Key Questions Where does Hooke's Law come from? What does Hooke's Law say about springs? How does Hooke's Law relate to the conservation of energy?

Where Does Hooke's Law Come From? Robert Hooke was an English scientist studying all aspects of science (from physics, to biology, to chemistry) He discovered and created during the 17th century Famous saying is (in latin): “Ut tensio, sic vis” “As the extension, so the force”

What Does Hooke's Law Say About Springs? Hooke's Law says this: F = kx F = Force (Newtons) k = Spring Constant (N/m) x = Displacement (meters)

What Does This Mean?

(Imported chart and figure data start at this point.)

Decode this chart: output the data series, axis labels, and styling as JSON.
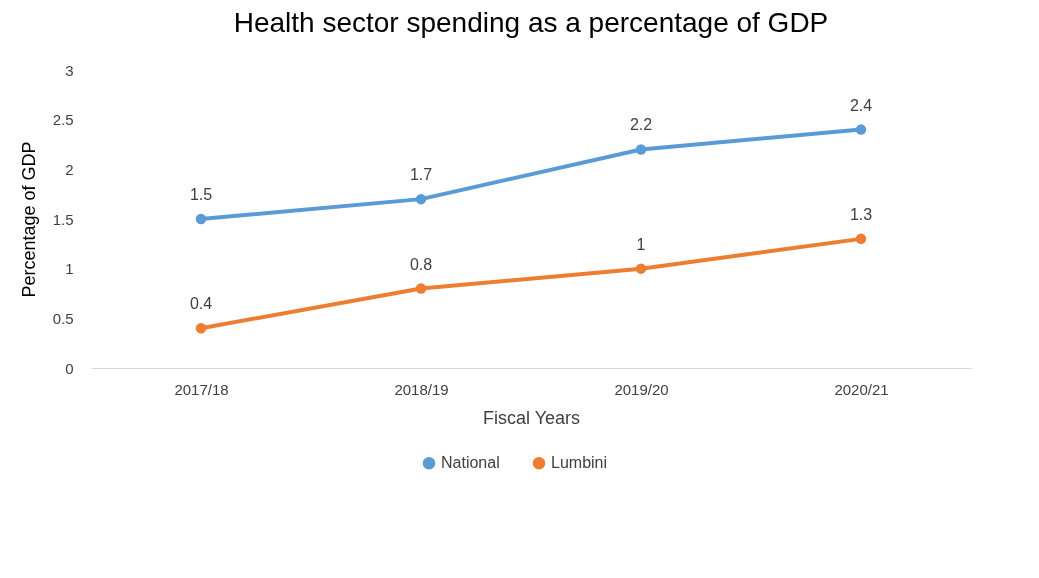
{
  "chart_data": {
    "type": "line",
    "title": "Health sector spending as a percentage of GDP",
    "xlabel": "Fiscal Years",
    "ylabel": "Percentage of GDP",
    "categories": [
      "2017/18",
      "2018/19",
      "2019/20",
      "2020/21"
    ],
    "series": [
      {
        "name": "National",
        "color": "#5b9bd5",
        "values": [
          1.5,
          1.7,
          2.2,
          2.4
        ]
      },
      {
        "name": "Lumbini",
        "color": "#ed7d31",
        "values": [
          0.4,
          0.8,
          1,
          1.3
        ]
      }
    ],
    "ylim": [
      0,
      3
    ],
    "yticks": [
      0,
      0.5,
      1,
      1.5,
      2,
      2.5,
      3
    ],
    "marker": "circle",
    "data_labels": true,
    "legend": "bottom"
  }
}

To summarize his formula, Hooke deduced that every spring has a “spring constant” This spring constant is a number that tells us how rigid or loose the spring is The force exerted on the spring to stretch it or compress it is equal to the spring constant times how far it stretched or compressed, in meters.

Practice With Hooke's Law How much force is required to move a spring that has a constant of 50 N/m .1 meters? What must be the weight of an object that compresses a spring .5 m if the spring has a constant of 20 N/m? **What is the spring constant of a spring that compresses by .25 m under a force of 1 N?

Elastic Potential Energy Elastic Potential Energy is the energy stored in objects such as springs or rubber bands as they compress. Like all energy, its units are in Joules (J) The equation for Elastic Potential Energy is: EPE = (½)kx² k = spring constant (N/m) x = distance spring is compressed from equilibruim

Practice With EPE **Don't confuse EPE with Gravitational Potential Energy from last unit. Potential energy given to an object by lifting it is often abbreviated as GPE** How much EPE does a spring have if its constant is 45 N/m and it is compressed .5 m? How much EPE does a spring have if its constant is 20 N/m and it is compressed 1 m?